Pekin Paralimpik Oyunları’ndan önce Alman Milli Paralimpik Komitesi 72 sayfalık bir broşür çıkardı. Broşürün birinci sayfasında Alman Milli Paralimpik Komitesi Başkanı Karl Herman Haack, sporculara başarı dilekleriyle ilgili tam sayfa bir mesajı. İkinci sayfada ise Alman Cumhurbaşkanı Horst Köhler’in mesajı.
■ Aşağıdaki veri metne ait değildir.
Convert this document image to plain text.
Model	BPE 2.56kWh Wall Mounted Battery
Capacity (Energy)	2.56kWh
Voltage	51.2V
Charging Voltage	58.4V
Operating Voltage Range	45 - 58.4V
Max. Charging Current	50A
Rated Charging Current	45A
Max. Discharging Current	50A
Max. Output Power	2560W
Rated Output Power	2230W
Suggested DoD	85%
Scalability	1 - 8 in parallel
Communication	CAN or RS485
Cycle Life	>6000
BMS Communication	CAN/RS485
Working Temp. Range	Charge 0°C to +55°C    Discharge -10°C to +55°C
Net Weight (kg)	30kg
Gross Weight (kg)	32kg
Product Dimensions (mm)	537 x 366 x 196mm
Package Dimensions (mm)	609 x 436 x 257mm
Şimdi bir de benim Türkiye Milli Paralimpik Komitesi Başkanı olarak benzeri çıkardığımız bir broşürde aynı uygulamayı yaptığımı düşünün. Herhalde kendi başarı dileklerimi birinci sayfaya koyup, ikinci sayfaya da Sayın Cumhurbaşkanımızın iyi dilekleri içeren mesajını koysam neler olurdu ! Cumhurbaşkanımıza hakaret ettiğimiz gerekçesiyle medyada kim bilir ne eleştirilere muhatap olurduk ?
Cumhurbaşkanımızın önüne geçmeye çalıştığımızı bile söyleyenler çıkardı. Bizdeki saygı kriterleri, maalesef birtakım kalıpların içine sıkıştırılmış durumda. Görünüşte saygılı olmak yetiyor bizlere, ama saygı gösterdiğimiz insanlarımızın arkasından da, çoğu kez, söylemediğimizi bırakmıyoruz.
Aradaki önemli fark!
Tarih , 6 Eylül 2008 Pekin Olimpiyat Stadında açılış töreni. Kafilemiz stada giriyor. Bayrak taşıyan atıcımız Korhan Yamaç’ın hemen arkasında Bedensel Engelliler Spor Federasyonu Başkanı Demirhan Şerefhan, onun arkasındaki sırada Görme Engelliler Spor Federasyonu Başkanı Mesut Dedeoğlu, Bedensel Engelliler Spor Federasyonu Yönetim Kurulu Üyesi Prof. Dr. Nevin Ergun ve yanında Federasyon Genel Sekreteri Mehmet Turhan. Arkalardaki sıralarda da engelli sporcularımız.
Bir süre sonra Almanlar 250 kişilik kafileleri ile stada giriyorlar. En önde tekerlekli sandalyeli sporcular, daha sonra diğer sporcular ve Alman Tekerlekli Sandalye Spor Federasyonu Başkanı Ulf Mehrens, 250 kişilik gurubun içinde en arka sırada. Diğer Batı ülkelerinin çoğunluğu da geçit törenine Alman kafilesine benzer şekilde geliyor.
İşte Batı ile aramızdaki farklardan önemli bir örnek daha. Oralarda işin esas sahibi ve ehline değer veriliyor, bizde de unvana. Bu böyle devam ettiği sürece ülkemizde bırakın sporu hiçbir konuda Avrupa Birliği’nin kıyısından bile geçemeyeceğimizi unutmayalım.
Not : Tüm okurlarımızın mübarek Ramazan Bayramı’nın huzur içinde geçmesini dilerim.